A tire d’exemple, au 17ème siècle, un merlu frais coûtait 35 reis tandis que la morue en valait 4.

Nobles et bourgeois étaient maintenus dans leur idée de ne pas consommer de morue par les médecins eux-mêmes.

Par exemple, le médecin personnel de Jean V du Portugal au milieu de 18ème, (Francisco da Fonseca Henriques) écrivait :

« La morue est un type de merlu très dur, la digestion est très difficile et convient aux personnes qui travaillent et font beaucoup d’exercice. C’est un aliment pour les pauvres et les paysans. Il ne faut pas la consommer, surtout pour les personnes délicates ou sédentaires » 

Quelle mauvaise publicité pour la morue !

Mais malgré cela, au 19ème siècle, notre morue a retrouvé le chemin des assiettes des gens aisés. Pourquoi ?

En fait les Portugais avaient suspendu la pêche à la morue aux 17ème et 18ème siècle parce que leurs bateaux de pêche étaient souvent attaqués par des corsaires français, anglais ou hollandais.

Le Portugal de l’époque, n’avait pas les moyens de protéger à la fois les routes commerciales des Indes et du brésil et les pêcheurs.

A l’époque, les nouveaux « seigneurs » des bancs de Terre Neuve étaient les Anglais et les Français.

Pendant cette période, la morue consommée au pays était achetée aux Anglais et aux Français qui eux étaient intéressés par le sel portugais. Mais à partir du 19ème siècle les positions européennes furent assouplies, permettant une reprise des campagnes de pêche par les flottes portugaises qui, au 20ème siècle, ont connu un nouvel essor avec « l’État Nouveau » et sa célèbre « Flotte Blanche » (Le Portugal était officiellement un pays neutre pendant la Seconde Guerre mondiale.
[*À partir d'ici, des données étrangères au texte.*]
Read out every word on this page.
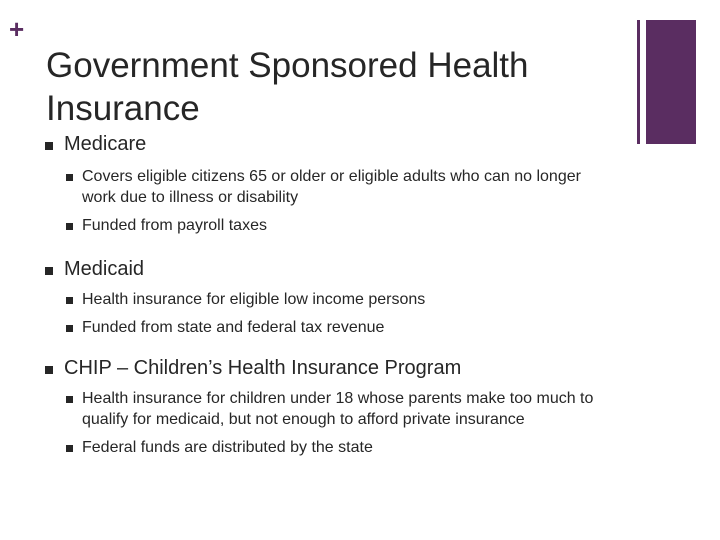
+
Government Sponsored Health Insurance
Medicare
Covers eligible citizens 65 or older or eligible adults who can no longer work due to illness or disability
Funded from payroll taxes
Medicaid
Health insurance for eligible low income persons
Funded from state and federal tax revenue
CHIP – Children’s Health Insurance Program
Health insurance for children under 18 whose parents make too much to qualify for medicaid, but not enough to afford private insurance
Federal funds are distributed by the state
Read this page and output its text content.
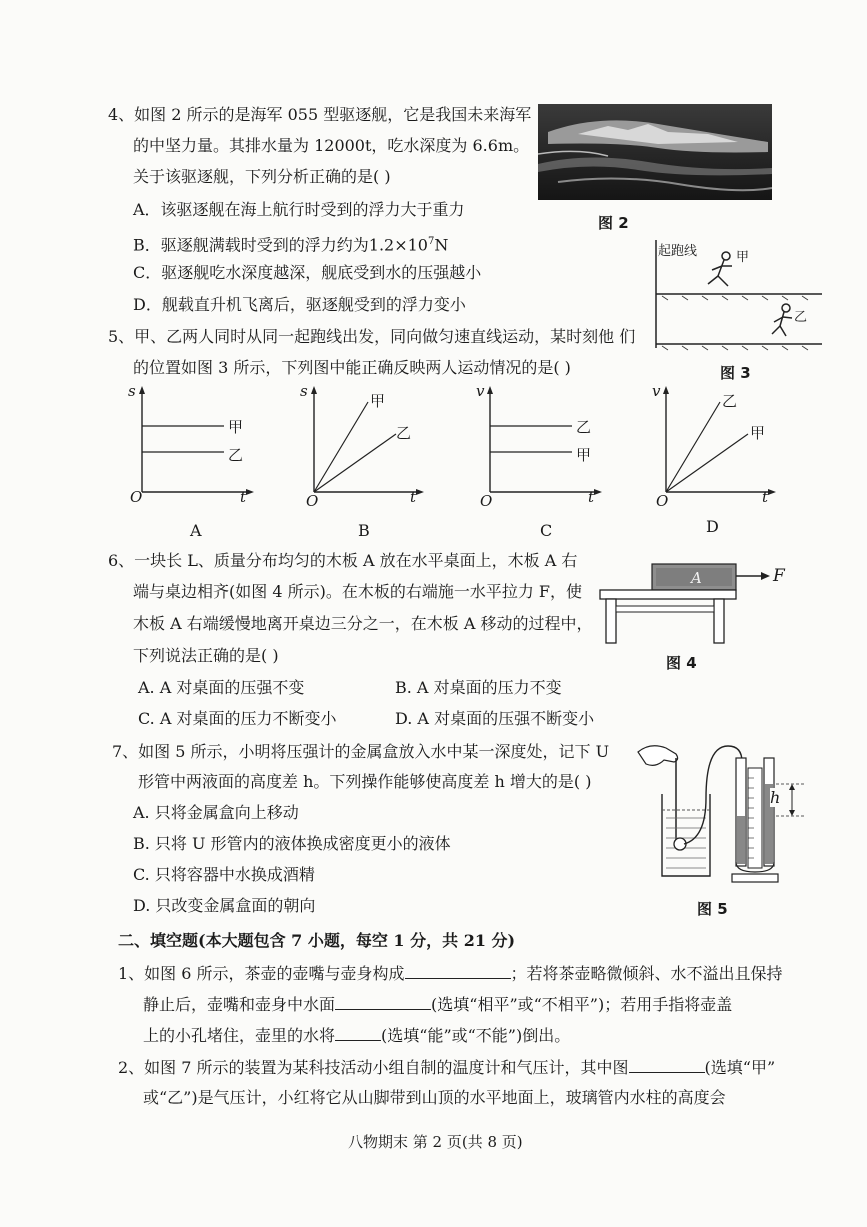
4、如图 2 所示的是海军 055 型驱逐舰，它是我国未来海军
的中坚力量。其排水量为 12000t，吃水深度为 6.6m。
关于该驱逐舰，下列分析正确的是( )
A．该驱逐舰在海上航行时受到的浮力大于重力
B．驱逐舰满载时受到的浮力约为$1.2\times 10^7N$
C．驱逐舰吃水深度越深，舰底受到水的压强越小
D．舰载直升机飞离后，驱逐舰受到的浮力变小
图 2
起跑线	甲
乙
图 3
5、甲、乙两人同时从同一起跑线出发，同向做匀速直线运动，某时刻他 们
的位置如图 3 所示，下列图中能正确反映两人运动情况的是( )
s
t
O
甲
乙
A
s
t
O
甲
乙
B
v
t
O
乙
甲
C
v
t
O
乙
甲
D
6、一块长 L、质量分布均匀的木板 A 放在水平桌面上，木板 A 右
端与桌边相齐(如图 4 所示)。在木板的右端施一水平拉力 F，使
木板 A 右端缓慢地离开桌边三分之一，在木板 A 移动的过程中，
下列说法正确的是( )
A. A 对桌面的压强不变	B. A 对桌面的压力不变
C. A 对桌面的压力不断变小	D. A 对桌面的压强不断变小
A	F
图 4
7、如图 5 所示，小明将压强计的金属盒放入水中某一深度处，记下 U
形管中两液面的高度差 h。下列操作能够使高度差 h 增大的是( )
A. 只将金属盒向上移动
B. 只将 U 形管内的液体换成密度更小的液体
C. 只将容器中水换成酒精
D. 只改变金属盒面的朝向
h
图 5
二、填空题(本大题包含 7 小题，每空 1 分，共 21 分)
1、如图 6 所示，茶壶的壶嘴与壶身构成	；若将茶壶略微倾斜、水不溢出且保持
静止后，壶嘴和壶身中水面	(选填“相平”或“不相平”)；若用手指将壶盖
上的小孔堵住，壶里的水将	(选填“能”或“不能”)倒出。
2、如图 7 所示的装置为某科技活动小组自制的温度计和气压计，其中图	(选填“甲”
或“乙”)是气压计，小红将它从山脚带到山顶的水平地面上，玻璃管内水柱的高度会
八物期末 第 2 页(共 8 页)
Afin que les navires de pêche puissent traverser l’Atlantique sans être torpillés par un sous-marin, ils ont été peints en blanc, signe de cette neutralité).

Une seconde raison probable de cette reprise de la consommation de la morue fut l’évolution du savoir-faire culinaire qui multipliait les façons de l’accommoder.

D’ailleurs, la morue est apparue dans les menus du Collège des Nobles (organisme d’éducation des jeunes nobles) dès la fin du 18ème puis dans les menus des grands hôtels au 19ème siècle.

Par exemple, un dîner du 19ème à l’hôtel Lawrence de Sintra (qui est le plus vieil hôtel de la péninsule ibérique) est décrit par l’écrivain Eça de Queiroz en ces termes : « le diner à Laurence a duré jusqu’à 8h. Quand la morue est apparue, ce fut un triomphe. »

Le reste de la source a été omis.